A post shared by aubrey plaza (@plazadeaubrey) on

Galentine’s Day is a national holiday if you ask Leslie Knope. The character, played by Amy Poehler in NBC’s comedy Parks and Recreation, promoted the day before Valentine’s Day holiday with her friends on the show … and it looks like it translated into real life.

The Saturday Night Live alum, 46, spent Tuesday, February 13, with former costars Rashida Jones, Aubrey Plaza and Kathryn Han! “Happy happy Galentine’s day. These women keep me alive,” Plaza, who played April Ludgate, captioned the photo on Instagram. Jones, who portrayed Leslie’s BFF, Ann Perkins, also shared the photo and added the caption, “Galentine’s Day! Forever and ever.”

Poehler’s character introduced the holiday during season 2 of the show. “Every February 13th, my lady friends and I leave our husbands and our boyfriends at home, and we just come and kick it, breakfast-style. Ladies celebrating ladies,” Leslie said on the comedy. “It’s like Lilith Fair, minus the angst. Plus frittatas.”

Amy Poehler Rashida Jones Aubrey Plaza Parks and Rec
Amy Poehler as Leslie Knope, Retta as Donna Meagle, Rashida Jones as Ann Perkins, Jim O’Heir as Associate Director Jerry Gergich, Aubrey Plaza as April Ludgate and Chris Pratt as Andy on ‘Parks and Rec.’ Danny Feld/NBC/NBCU Photo Bank via Getty Images

The show wrapped in February 2015, and producer and writer Mike Schur took the opportunity to explain what Galentine’s Day was.

“What’s wrong with setting aside one day a year to think about a person you love? If you can chip off the layers of irritating cultural and financial strain that have been lacquered on Valentine’s Day in America, what you find, at its core, is a simple request that we all pause for one day, look our husbands and wives and boyfriends and girlfriends in their collective eyes, and tell them they’re swell.
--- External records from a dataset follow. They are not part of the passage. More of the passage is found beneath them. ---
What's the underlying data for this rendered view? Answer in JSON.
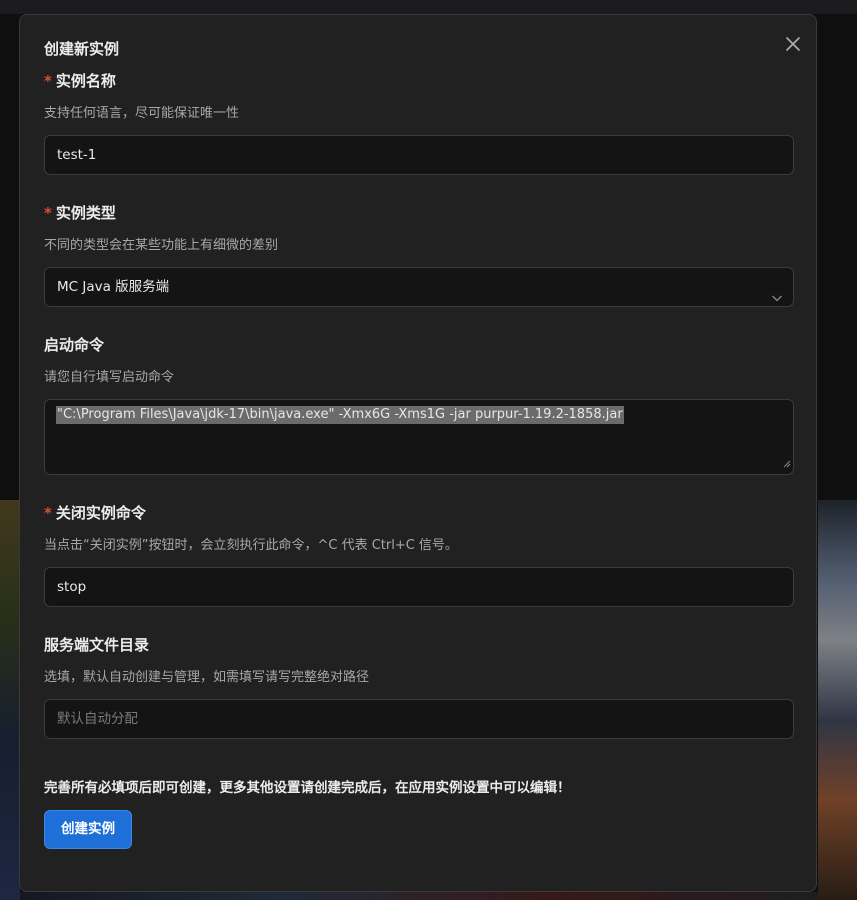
{
  "dialog": {
    "title": "创建新实例",
    "close_icon": "close-icon"
  },
  "fields": {
    "name": {
      "label": "实例名称",
      "required": "*",
      "description": "支持任何语言，尽可能保证唯一性",
      "value": "test-1"
    },
    "type": {
      "label": "实例类型",
      "required": "*",
      "description": "不同的类型会在某些功能上有细微的差别",
      "selected": "MC Java 版服务端"
    },
    "start_command": {
      "label": "启动命令",
      "description": "请您自行填写启动命令",
      "value": "\"C:\\Program Files\\Java\\jdk-17\\bin\\java.exe\" -Xmx6G -Xms1G -jar purpur-1.19.2-1858.jar"
    },
    "stop_command": {
      "label": "关闭实例命令",
      "required": "*",
      "description": "当点击“关闭实例”按钮时，会立刻执行此命令，^C 代表 Ctrl+C 信号。",
      "value": "stop"
    },
    "directory": {
      "label": "服务端文件目录",
      "description": "选填，默认自动创建与管理，如需填写请写完整绝对路径",
      "placeholder": "默认自动分配"
    }
  },
  "footer": {
    "note": "完善所有必填项后即可创建，更多其他设置请创建完成后，在应用实例设置中可以编辑！",
    "create_button": "创建实例"
  },
  "colors": {
    "accent": "#1f6fd8",
    "required": "#e04a3a",
    "dialog_bg": "#212121",
    "input_bg": "#141414"
  }
}
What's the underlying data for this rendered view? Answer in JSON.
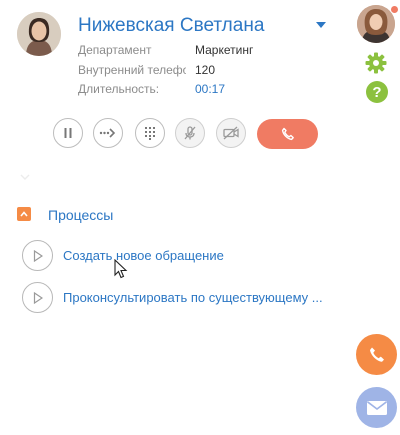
{
  "contact": {
    "name": "Нижевская Светлана",
    "fields": [
      {
        "label": "Департамент",
        "value": "Маркетинг"
      },
      {
        "label": "Внутренний телефон",
        "value": "120"
      },
      {
        "label": "Длительность:",
        "value": "00:17"
      }
    ]
  },
  "call_controls": [
    {
      "icon": "pause-icon"
    },
    {
      "icon": "transfer-icon"
    },
    {
      "icon": "dialpad-icon"
    },
    {
      "icon": "mute-microphone-icon"
    },
    {
      "icon": "video-off-icon"
    },
    {
      "icon": "hangup-icon"
    }
  ],
  "processes": {
    "title": "Процессы",
    "items": [
      {
        "label": "Создать новое обращение"
      },
      {
        "label": "Проконсультировать по существующему ..."
      }
    ]
  },
  "colors": {
    "accent_blue": "#2c77c4",
    "hangup": "#f07b63",
    "orange": "#f58b45",
    "green": "#8cc13f",
    "mail": "#9fb4e6"
  }
}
That simple truth is what led Leslie Knope to invent Galentine’s Day,” Schur wrote on Pohler’s Smart Girls website the same month the show ended.

“Because if you can set aside a day to celebrate your romantic relationship, you can sure as hell do the same thing for your female friends,” he added. “Parks and Recreation was conceived of as the story of a friendship between two women — Leslie and Ann — very different people who complemented each other perfectly.”